Although me, Hump, Matty Fierce and OJG run a good bit together, it had been over 2 years since ALL 4 of us had an adventure in the Smokies!
At a lil past 7am we all piled into MF’s car, grabbed some Bojangles in Bryson City and made our way out to the Tunnel to Nowhere. OJG had booked a shuttle through Bryson City Outdoors to pick us up at the Tunnel to Nowhere and drop us off at Fontana Dam.
After an hour or so ride, AJ dropped us off at Fontana Dam and we took the first steps of the 35 miles back to the car.
Typically, I lean more towards the higher regions of the park because I love being up on the ridges. That being said, if you’re looking for great vistas and views… Lakeshore is NOT for you. The trail never gets over an altitude of 2400ft so most of the day was spent on low grounds, hopping small streams, crossing bridges and winding in and out of views of the lake.
The Lakeshore Trail was attractive for a few reasons: 1) the point to point tickled my purist side 2) it’s one of the most isolated parts of the park and 3) Proctor.
Honestly, if the traverse wasn’t on the Smoky Mtn bucket list… I would have just ran the 10 or so miles from Fontana to Proctor, turned my ass around and ran back to my car. Regardless… Smoky Mtn running is always a rad time!
The first 10 miles or so to Proctor ticked off quickly. The trail wasn’t all that technical and was mostly comprised of rolling hills. I mean, we still got 6000ft of gain on the day so there was some climbing, but there wasn’t any extended climbs.
The allure of colbeer and finishing before dark kept our visit of the flooded historic village brief, but Proctor is such a fascinating area. We took a few minutes to explore the Calhoun House before reconnecting with the trail.
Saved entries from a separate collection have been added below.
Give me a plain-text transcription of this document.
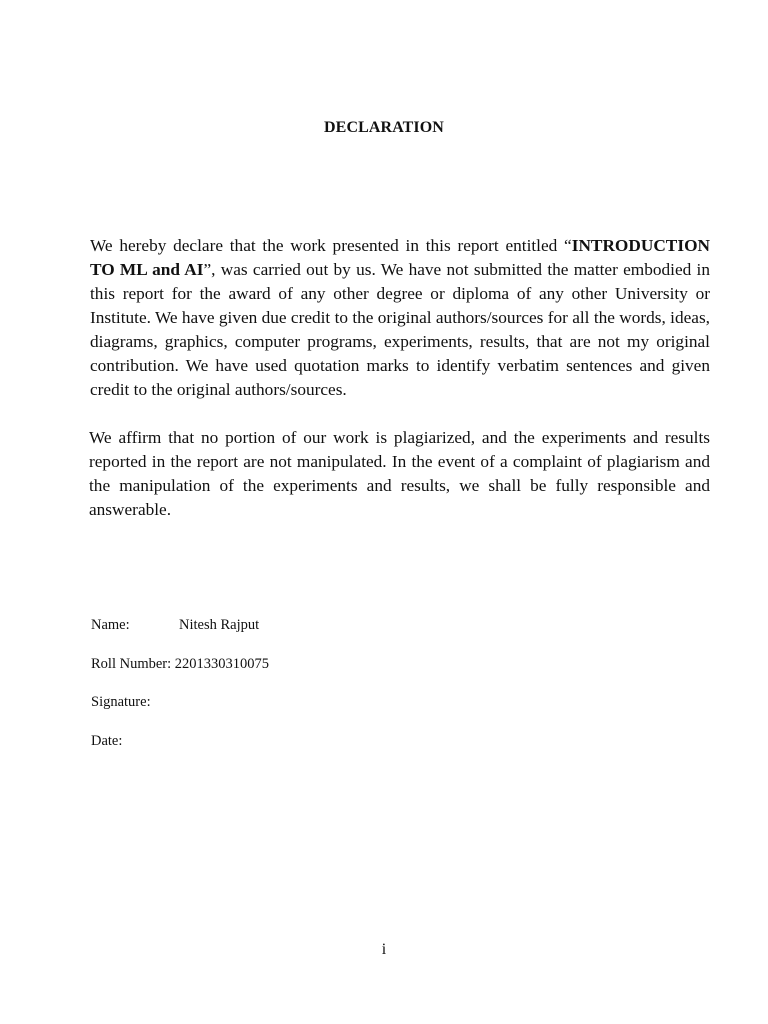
DECLARATION

We hereby declare that the work presented in this report entitled “INTRODUCTION TO ML and AI”, was carried out by us. We have not submitted the matter embodied in this report for the award of any other degree or diploma of any other University or Institute. We have given due credit to the original authors/sources for all the words, ideas, diagrams, graphics, computer programs, experiments, results, that are not my original contribution. We have used quotation marks to identify verbatim sentences and given credit to the original authors/sources.

We affirm that no portion of our work is plagiarized, and the experiments and results reported in the report are not manipulated. In the event of a complaint of plagiarism and the manipulation of the experiments and results, we shall be fully responsible and answerable.

Name:	Nitesh Rajput
Roll Number: 2201330310075
Signature:
Date:
i
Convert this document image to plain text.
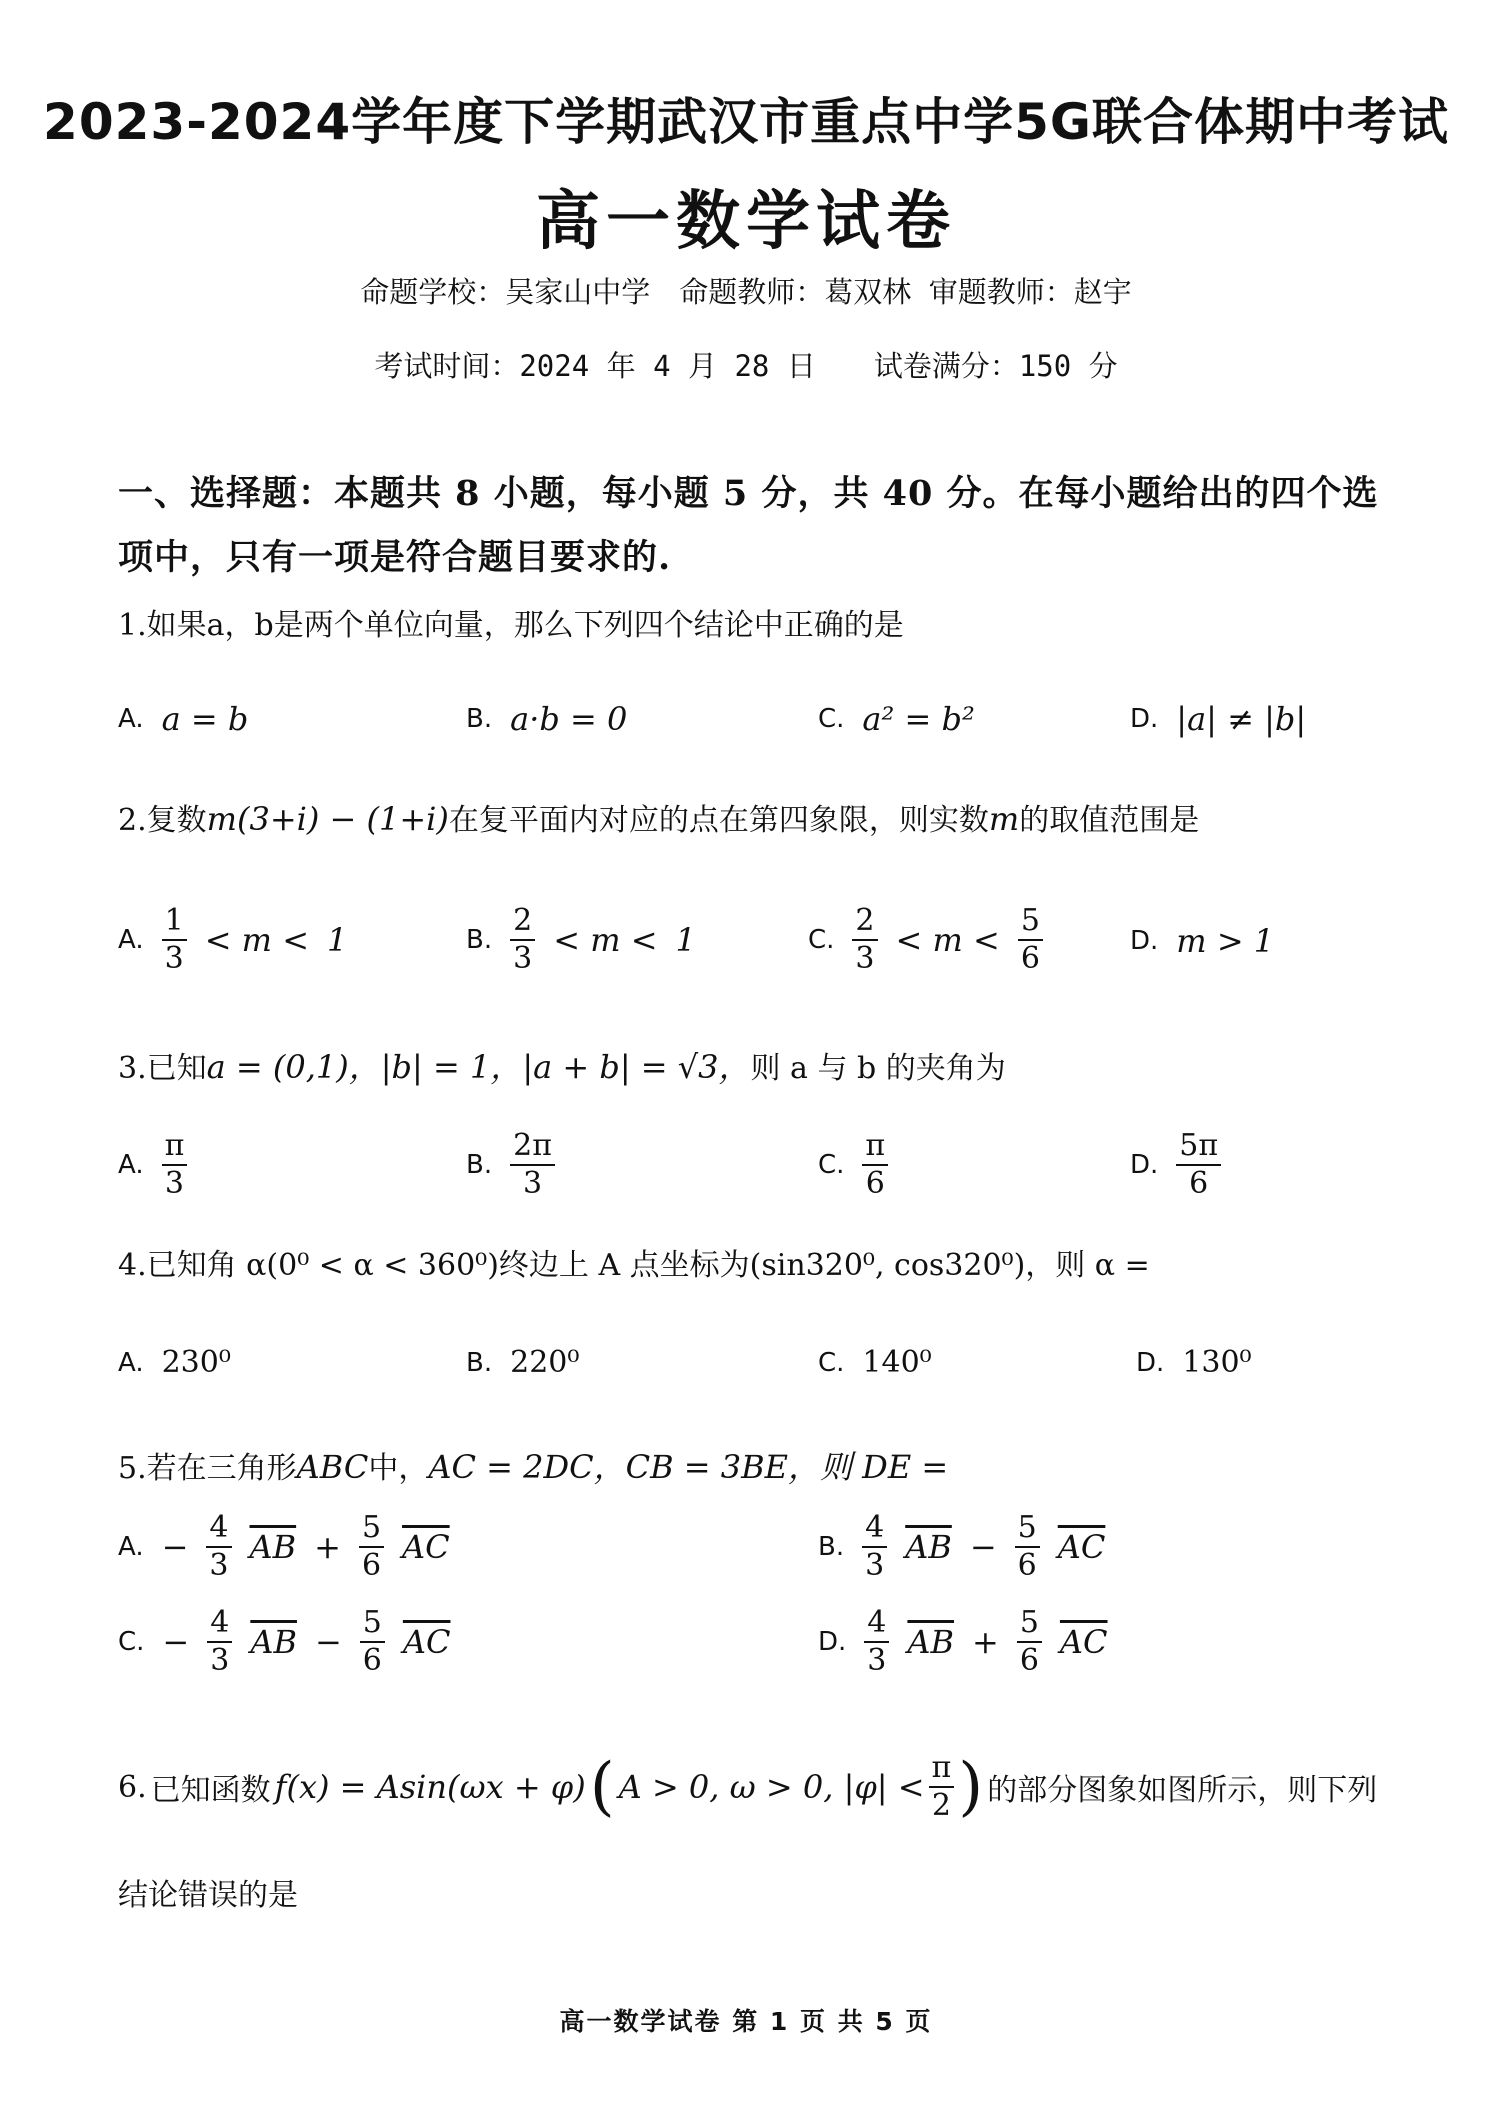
2023-2024学年度下学期武汉市重点中学5G联合体期中考试
高一数学试卷
命题学校：吴家山中学　命题教师：葛双林 审题教师：赵宇
考试时间：2024 年 4 月 28 日　　试卷满分：150 分
一、选择题：本题共 8 小题，每小题 5 分，共 40 分。在每小题给出的四个选项中，只有一项是符合题目要求的.
1.如果a，b是两个单位向量，那么下列四个结论中正确的是
A. a = b	B. a·b = 0	C. a² = b²	D. |a| ≠ |b|
2.复数m(3+i) − (1+i)在复平面内对应的点在第四象限，则实数m的取值范围是
A. $\frac{1}{3} < m < 1$	B. $\frac{2}{3} < m < 1$	C. $\frac{2}{3} < m < \frac{5}{6}$	D. m > 1
3.已知a = (0,1)，|b| = 1，|a + b| = √3，则 a 与 b 的夹角为
A. $\frac{\pi}{3}$	B. $\frac{2\pi}{3}$	C. $\frac{\pi}{6}$	D. $\frac{5\pi}{6}$
4.已知角 α(0⁰ < α < 360⁰)终边上 A 点坐标为(sin320⁰, cos320⁰)，则 α =
A. 230⁰	B. 220⁰	C. 140⁰	D. 130⁰
5.若在三角形ABC中，AC = 2DC，CB = 3BE，则 DE =
A. − $\frac{4}{3} \overline{AB} + \frac{5}{6} \overline{AC}$	B. $\frac{4}{3} \overline{AB} - \frac{5}{6} \overline{AC}$
C. − $\frac{4}{3} \overline{AB} - \frac{5}{6} \overline{AC}$	D. $\frac{4}{3} \overline{AB} + \frac{5}{6} \overline{AC}$
6. 已知函数 f(x) = Asin(ωx + φ) ( A > 0, ω > 0, $|\varphi| < \frac{\pi}{2}$ ) 的部分图象如图所示，则下列
结论错误的是
高一数学试卷 第 1 页 共 5 页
We’re already in the early stages of planning another adventure that will give us ample opportunity to explore all Proctor has to offer without having to link a 35 mile run with it! If ya want to read a lil more about Proctor and it’s history, “The Ghost Towns of Hazel Creek” is a really good read!
The last 25 miles were… meh. The trail really didn’t offer much to the imagination. Sure, there were nice sections of the trail with some good views of the lake…
And I took a short, solo detour up to Fairview Cemetery…
But mostly… it was just bland, woodys, leaf covered single track that often had us running on an annoying camber. By mile 30 everyone in our party was real ready to be done. One positive for the Lakeshore Trail is that water was plentiful and made filtering easy.
The tunnel at mile 35 was a welcomed sight!
Though the Lakeshore Trail won’t go down as my favorite Smoky Mtn trail or even one that I’d want to do again, I am thankful to have gotten to spend a lighthearted day with my boys in my most favorite place.